Forests

Forests fire poets' imagination

Forests are vital not only for food and biodiversity, but our energy and creativity also find expression in them

 
By Deepanwita Gita Niyogi
Published: Friday 17 March 2017

A sacred grove in Bhopal, India. Woods and sacred groves have featured as an integral part of our culture, religion and literature
Credit: Deepanwita Niyogi

“Midway upon the journey of our life, I found myself within a forest dark, for the straightforward pathway had been lost”— Dante’s Divina Commedia

Forests—dark, deep and mysterious—have fired human imagination since time immemorial. Apart from supplying food and firewood to millions of people worldwide, woods and sacred groves have featured as an integral part of our culture, religion and literature. For American poet William Cullen Bryant groves are divinity’s dwelling place as he says in A Forest Hymn, “The groves were God’s first temples”.
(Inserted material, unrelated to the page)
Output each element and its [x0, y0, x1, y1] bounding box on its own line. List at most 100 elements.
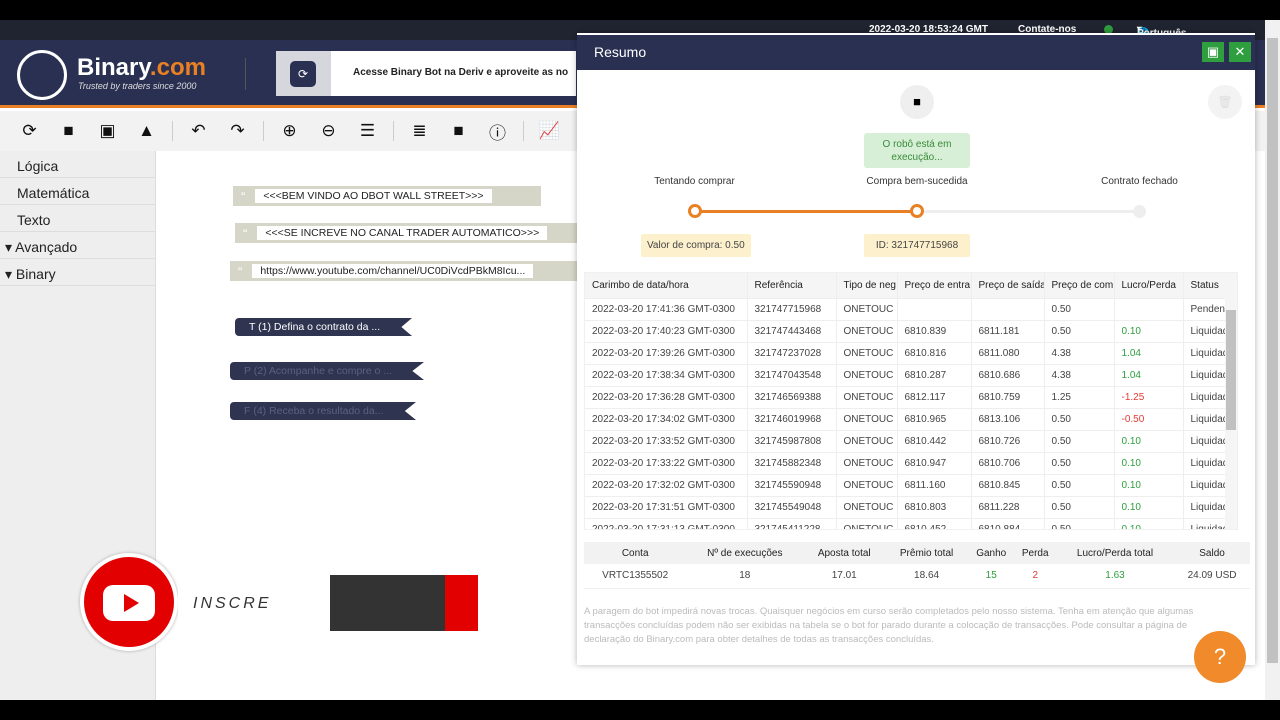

Woods have been celebrated in English poetry from Robert Frost’s Stopping by Woods on a Snowy Evening (“The woods are lovely, dark and deep,…”) to Tennyson’s Tithonus (“The woods decay, the woods decay and fall,…”). In Shakespeare’s Macbeth, the reference to Birnam wood is fraught with symbolism; it is not only a standing picturesque scenery, but becomes a moving force heralding the protagonist’s doom. In Shakespearean comedies (As you Like itA Midsummer Night’s Dream) characters find the sylvan surroundings amidst trees as the perfect backdrop for romance and happiness.

As we celebrate the International Day of Forests on March 21, which coincides with World Poetry Day, it is time to realise that forests are vital not only for food and biodiversity, but our energy and creativity also find expression in them. Trees offer us solace and also drive our passion. As Shelley writes in the Pine Forest of the Cascine:

We paused amid the pines that stood

The giants of the waste,

Tortured by storms to shapes as rude

As serpents interlaced

As concerns over deforestation grows, we must make it a point to save all kinds of forests—tropical, alpine, boreal, temperate etc—from destruction. Apart from being nature’s powerhouse, forests are vital for the flow of man’s creative energy.